Available via: Dashboard only

Inflow uses TOTP (Time-based One-Time Password) for two-factor authentication, compatible with apps like Google Authenticator, 1Password, Authy, and similar.

When TOTP Is Required

Step-up means Inflow trusts your session for browsing the dashboard, but asks for a brand-new TOTP code right before sensitive operations. The accepted age of a step-up code is 1 minute — a stolen session cookie is therefore not enough to move funds, the attacker also needs your authenticator device at the moment of the action.

Currently, rotating API keys and changing the Payout Policy do not trigger step-up TOTP — the regular login session is sufficient. Treat your dashboard session and your password as security-critical for these two actions.

Setting Up TOTP

1. Go to Settings → Security.
2. Click Enable Two-Factor Authentication.
3. Scan the QR code with your authenticator app, or copy the secret manually.
4. Enter the 6-digit code shown by your app to verify.
5. Save your recovery codes somewhere safe — they are the only way to regain access if you lose your authenticator device.

Recovery Codes

When you enable TOTP, Inflow generates 8 single-use recovery codes.
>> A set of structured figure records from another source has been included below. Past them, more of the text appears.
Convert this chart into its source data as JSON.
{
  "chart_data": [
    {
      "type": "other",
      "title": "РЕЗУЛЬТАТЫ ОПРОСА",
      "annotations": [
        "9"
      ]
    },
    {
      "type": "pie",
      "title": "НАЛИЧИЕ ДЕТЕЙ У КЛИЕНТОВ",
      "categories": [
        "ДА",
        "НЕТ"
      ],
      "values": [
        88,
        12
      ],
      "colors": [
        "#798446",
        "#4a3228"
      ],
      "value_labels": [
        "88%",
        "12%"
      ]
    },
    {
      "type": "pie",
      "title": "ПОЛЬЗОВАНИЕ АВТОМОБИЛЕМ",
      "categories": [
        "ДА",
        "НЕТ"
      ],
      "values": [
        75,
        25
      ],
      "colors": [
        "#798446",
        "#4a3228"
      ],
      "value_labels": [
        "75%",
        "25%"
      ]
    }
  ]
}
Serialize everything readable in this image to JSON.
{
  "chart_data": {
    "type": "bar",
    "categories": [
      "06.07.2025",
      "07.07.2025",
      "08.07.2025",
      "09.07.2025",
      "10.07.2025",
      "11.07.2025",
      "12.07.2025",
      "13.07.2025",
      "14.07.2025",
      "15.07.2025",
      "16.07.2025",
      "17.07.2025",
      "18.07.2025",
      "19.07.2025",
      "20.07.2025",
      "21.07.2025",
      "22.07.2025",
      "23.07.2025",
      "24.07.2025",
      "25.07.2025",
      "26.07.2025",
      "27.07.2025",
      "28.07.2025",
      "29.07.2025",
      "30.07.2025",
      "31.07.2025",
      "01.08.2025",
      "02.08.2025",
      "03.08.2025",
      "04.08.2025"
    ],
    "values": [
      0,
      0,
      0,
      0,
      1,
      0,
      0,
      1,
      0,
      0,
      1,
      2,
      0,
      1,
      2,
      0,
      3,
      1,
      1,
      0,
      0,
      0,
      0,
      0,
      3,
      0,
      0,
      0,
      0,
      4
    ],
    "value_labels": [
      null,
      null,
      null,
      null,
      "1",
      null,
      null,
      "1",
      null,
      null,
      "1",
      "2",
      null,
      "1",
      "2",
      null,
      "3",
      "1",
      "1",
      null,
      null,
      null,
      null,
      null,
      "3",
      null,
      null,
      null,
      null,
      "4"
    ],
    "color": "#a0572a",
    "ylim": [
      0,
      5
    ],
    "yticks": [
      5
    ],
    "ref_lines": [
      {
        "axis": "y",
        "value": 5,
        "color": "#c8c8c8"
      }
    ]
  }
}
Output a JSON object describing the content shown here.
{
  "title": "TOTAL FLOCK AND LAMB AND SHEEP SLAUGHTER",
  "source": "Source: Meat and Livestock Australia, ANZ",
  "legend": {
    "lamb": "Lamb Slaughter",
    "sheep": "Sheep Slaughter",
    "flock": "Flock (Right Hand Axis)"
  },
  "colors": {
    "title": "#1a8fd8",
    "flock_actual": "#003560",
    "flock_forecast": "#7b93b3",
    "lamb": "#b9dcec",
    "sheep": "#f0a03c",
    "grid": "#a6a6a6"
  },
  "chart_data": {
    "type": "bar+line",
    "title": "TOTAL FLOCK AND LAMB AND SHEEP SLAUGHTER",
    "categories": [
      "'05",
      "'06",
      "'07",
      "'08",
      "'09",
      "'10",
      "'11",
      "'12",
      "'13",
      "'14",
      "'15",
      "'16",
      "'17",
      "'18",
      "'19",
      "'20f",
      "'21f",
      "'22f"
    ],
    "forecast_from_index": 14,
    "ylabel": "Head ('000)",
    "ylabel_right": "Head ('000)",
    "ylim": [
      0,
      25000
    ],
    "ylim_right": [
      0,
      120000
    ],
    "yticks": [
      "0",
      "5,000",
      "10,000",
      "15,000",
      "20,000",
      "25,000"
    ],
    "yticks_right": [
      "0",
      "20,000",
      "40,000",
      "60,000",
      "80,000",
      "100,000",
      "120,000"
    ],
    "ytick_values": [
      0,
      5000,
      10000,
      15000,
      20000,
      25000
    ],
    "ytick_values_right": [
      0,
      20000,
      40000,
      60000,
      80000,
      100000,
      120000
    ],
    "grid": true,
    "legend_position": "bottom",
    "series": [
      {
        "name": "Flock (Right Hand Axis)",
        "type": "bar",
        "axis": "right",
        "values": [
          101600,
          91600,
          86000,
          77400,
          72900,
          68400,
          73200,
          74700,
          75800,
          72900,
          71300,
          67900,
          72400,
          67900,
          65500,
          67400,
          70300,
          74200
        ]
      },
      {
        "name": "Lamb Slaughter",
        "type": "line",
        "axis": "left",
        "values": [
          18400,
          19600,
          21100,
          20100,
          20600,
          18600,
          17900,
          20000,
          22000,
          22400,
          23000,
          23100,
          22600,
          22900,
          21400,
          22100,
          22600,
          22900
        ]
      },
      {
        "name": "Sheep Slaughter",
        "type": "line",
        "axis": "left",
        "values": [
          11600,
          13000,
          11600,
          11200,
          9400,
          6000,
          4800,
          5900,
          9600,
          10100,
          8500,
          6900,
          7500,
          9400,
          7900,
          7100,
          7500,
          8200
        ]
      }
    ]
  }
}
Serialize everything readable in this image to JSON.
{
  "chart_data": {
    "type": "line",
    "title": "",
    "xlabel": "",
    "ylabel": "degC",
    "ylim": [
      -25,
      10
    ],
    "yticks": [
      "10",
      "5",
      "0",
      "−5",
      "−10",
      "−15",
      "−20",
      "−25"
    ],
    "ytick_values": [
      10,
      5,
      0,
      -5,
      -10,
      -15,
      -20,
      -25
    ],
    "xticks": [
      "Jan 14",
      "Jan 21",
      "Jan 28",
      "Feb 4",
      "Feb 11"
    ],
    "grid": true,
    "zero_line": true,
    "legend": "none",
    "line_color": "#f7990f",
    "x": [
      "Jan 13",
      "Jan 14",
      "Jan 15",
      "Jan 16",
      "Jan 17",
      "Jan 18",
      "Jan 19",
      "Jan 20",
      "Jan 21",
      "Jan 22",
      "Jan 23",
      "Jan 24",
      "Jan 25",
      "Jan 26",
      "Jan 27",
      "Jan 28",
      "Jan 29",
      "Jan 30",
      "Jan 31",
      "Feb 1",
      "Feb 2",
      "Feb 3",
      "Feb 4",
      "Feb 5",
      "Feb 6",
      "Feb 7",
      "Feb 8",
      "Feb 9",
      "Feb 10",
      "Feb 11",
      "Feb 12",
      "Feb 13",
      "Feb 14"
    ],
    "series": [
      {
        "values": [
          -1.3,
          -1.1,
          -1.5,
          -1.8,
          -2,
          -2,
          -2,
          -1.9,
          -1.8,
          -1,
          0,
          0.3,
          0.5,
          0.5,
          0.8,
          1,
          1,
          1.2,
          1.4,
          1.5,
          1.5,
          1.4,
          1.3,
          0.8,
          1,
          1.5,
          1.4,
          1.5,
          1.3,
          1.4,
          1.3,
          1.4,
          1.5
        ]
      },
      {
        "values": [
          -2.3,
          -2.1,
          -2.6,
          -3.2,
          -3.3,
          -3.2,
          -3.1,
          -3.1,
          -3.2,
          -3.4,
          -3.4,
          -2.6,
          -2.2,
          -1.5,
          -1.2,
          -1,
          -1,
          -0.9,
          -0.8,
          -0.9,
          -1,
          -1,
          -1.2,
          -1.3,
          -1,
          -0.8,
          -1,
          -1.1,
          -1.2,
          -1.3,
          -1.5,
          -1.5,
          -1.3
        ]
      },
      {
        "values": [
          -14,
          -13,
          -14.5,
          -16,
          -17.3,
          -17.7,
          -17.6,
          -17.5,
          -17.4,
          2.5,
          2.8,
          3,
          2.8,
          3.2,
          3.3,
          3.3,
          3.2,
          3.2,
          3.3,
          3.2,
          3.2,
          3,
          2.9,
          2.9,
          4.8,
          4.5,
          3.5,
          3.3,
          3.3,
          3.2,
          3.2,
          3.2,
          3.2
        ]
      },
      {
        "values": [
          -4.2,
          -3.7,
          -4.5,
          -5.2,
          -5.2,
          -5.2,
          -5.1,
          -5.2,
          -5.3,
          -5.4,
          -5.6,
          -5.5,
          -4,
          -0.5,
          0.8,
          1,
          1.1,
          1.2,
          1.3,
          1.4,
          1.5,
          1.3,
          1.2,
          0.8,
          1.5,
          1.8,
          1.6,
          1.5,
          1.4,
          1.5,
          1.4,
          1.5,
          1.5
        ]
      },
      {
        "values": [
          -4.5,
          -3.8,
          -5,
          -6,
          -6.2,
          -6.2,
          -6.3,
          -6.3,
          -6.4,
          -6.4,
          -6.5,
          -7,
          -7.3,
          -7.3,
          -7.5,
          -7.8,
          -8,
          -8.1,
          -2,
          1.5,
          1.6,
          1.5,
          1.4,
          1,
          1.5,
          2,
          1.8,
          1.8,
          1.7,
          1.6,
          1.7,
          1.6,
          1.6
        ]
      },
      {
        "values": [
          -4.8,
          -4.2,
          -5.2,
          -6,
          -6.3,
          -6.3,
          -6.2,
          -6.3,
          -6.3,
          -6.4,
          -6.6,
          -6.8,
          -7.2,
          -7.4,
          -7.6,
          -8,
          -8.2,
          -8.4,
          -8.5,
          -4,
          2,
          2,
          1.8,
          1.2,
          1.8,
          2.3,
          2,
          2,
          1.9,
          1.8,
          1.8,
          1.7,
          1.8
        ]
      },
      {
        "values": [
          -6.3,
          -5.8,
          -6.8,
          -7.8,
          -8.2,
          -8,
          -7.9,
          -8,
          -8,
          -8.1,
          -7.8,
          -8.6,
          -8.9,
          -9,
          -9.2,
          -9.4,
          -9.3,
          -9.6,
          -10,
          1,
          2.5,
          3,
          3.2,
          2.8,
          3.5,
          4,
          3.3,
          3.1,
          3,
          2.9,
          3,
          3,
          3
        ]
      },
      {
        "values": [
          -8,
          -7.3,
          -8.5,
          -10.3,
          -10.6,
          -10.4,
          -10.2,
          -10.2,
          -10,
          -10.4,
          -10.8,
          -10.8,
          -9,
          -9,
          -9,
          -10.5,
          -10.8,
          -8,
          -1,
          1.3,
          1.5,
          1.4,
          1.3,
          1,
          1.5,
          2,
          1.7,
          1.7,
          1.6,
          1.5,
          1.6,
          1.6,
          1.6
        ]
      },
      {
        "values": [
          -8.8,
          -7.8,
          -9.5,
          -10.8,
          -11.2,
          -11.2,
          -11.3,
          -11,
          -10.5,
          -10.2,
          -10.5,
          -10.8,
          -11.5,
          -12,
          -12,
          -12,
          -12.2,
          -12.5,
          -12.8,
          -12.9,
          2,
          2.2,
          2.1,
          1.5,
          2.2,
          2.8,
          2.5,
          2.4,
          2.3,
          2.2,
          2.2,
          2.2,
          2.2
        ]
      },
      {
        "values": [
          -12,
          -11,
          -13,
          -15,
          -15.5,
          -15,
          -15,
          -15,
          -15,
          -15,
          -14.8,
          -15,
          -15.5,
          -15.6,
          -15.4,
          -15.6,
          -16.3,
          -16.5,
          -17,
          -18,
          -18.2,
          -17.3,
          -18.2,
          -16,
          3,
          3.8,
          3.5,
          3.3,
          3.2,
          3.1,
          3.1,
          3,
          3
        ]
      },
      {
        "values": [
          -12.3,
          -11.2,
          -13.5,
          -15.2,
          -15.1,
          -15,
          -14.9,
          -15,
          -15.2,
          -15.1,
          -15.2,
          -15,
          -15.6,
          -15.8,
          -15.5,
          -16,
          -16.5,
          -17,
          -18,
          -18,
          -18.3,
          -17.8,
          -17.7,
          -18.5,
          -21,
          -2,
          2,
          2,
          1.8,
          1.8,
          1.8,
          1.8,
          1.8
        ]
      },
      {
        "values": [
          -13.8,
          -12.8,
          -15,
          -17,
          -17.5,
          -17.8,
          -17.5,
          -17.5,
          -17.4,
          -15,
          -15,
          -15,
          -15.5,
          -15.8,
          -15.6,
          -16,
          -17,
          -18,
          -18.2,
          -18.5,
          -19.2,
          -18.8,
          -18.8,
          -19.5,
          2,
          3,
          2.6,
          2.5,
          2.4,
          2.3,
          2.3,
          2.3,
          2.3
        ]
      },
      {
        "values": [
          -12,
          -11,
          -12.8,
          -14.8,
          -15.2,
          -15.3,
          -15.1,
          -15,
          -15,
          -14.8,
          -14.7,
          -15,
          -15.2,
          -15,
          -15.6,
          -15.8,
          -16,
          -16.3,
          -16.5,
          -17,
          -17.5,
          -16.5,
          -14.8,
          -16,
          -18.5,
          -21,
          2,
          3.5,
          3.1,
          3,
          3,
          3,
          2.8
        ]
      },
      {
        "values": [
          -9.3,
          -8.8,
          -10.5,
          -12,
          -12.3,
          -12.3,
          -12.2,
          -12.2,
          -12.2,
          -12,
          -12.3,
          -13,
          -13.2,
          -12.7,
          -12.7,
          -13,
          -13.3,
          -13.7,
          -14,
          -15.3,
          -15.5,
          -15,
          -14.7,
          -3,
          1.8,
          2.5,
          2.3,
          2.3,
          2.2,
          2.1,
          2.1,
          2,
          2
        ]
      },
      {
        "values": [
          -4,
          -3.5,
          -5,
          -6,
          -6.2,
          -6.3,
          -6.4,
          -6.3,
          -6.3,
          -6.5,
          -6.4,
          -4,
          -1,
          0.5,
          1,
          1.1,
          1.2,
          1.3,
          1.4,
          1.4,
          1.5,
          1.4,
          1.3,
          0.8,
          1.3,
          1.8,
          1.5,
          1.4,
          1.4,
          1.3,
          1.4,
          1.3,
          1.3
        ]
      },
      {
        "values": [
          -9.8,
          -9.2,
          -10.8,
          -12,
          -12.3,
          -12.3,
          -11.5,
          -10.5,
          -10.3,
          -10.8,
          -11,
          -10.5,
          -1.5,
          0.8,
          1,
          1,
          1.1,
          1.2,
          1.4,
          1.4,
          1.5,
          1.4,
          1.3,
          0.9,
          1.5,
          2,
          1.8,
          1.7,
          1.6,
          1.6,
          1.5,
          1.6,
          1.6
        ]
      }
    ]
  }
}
Each one can be used once instead of a 6-digit TOTP code, in case you lose access to your authenticator app.

• Generate a new set if you suspect they have leaked or after using one — used codes are permanently invalidated.
• Store them outside your password manager if possible (e.g. printed and locked away).

Best Practices

• Enable TOTP for every member with Admin or Owner role.
• Pair Owner accounts with hardware-backed authenticator apps.
• Rotate API keys after revoking a member's access. See API Keys.
• Combine with a strict Payout Policy so even compromised credentials cannot move large amounts alone.